My initial symptoms of PMR mostly involved my shoulders. I couldn't lift my arms to do anything myself. Someone could lift my arms for me and it wouldn't hurt so much. It started in one arm first because I would carry my bad arm with my good arm. The asymmetry was only for a day or two and it wasn't too long before I couldn't lift either arm.

It took time to be diagnosed with PMR. I had a 20 year history of reactive arthritis so the first assumption was that my shoulder pain was a flare of reactive arthritis even though I never had shoulder pain before this time.

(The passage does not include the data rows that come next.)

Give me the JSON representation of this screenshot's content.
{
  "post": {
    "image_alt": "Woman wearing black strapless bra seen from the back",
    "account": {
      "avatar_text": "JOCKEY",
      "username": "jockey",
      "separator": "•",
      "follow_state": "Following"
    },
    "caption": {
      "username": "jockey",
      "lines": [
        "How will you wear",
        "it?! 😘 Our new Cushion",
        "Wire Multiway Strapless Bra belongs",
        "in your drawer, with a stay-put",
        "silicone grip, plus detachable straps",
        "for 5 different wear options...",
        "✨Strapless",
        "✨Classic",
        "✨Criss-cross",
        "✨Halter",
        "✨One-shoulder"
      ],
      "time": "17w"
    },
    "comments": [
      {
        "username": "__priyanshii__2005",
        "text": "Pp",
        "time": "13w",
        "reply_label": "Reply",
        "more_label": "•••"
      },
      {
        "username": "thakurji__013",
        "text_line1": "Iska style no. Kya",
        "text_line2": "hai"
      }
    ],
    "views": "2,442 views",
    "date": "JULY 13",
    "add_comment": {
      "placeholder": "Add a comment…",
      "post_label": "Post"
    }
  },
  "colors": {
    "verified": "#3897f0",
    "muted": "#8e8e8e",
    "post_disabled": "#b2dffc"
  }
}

My ophthalmologist prescribed a massive amount of prednisone for every flare of uveitis which is "associated" with reactive arthritis. The problem was --- I would "self medicate" with leftover prednisone prescribed for uveitis anytime I had the pain caused by reactive arthritis. This went on for 20 years until I was 52 years old. I never had a primary care doctor let alone a rheumatologist. I was a nurse so I took care of myself. I listed my ophthalmologist as my primary care doctor.

When PMR set in, my wife called her primary care doctor because she didn't want to help me get dressed anymore and things weren't getting any better. My wife's primary care doctor thought I was an idiot and referred me to a rheumatologist.

A comedy of errors ensued because reactive arthritis isn't treated with prednisone. I was begging any doctor who would listen for prednisone. I was praying for uveitis to happen so my ophthalmogist would prescribe prednisone.

Eventually a couple of rheumatologists agreed that I had PMR in addition to reactive arthritis and uveitis.

A primary care doctor apologized to me after PMR was diagnosed. He said when he first saw me, he thought I was a "crazy person" who wanted prednisone. After my first visit he decided I wasn't crazy ... and he thought it was PMR then but he was listening to my rheumatologist. The rheumatologists were telling him to limit prednisone.

It took a few more months before the rheumatologists to come to the same conclusion about having PMR. I couldn't believe it either. I asked what happened to reactive arthritis. My rheumatologist said it was still there except now I had PMR too.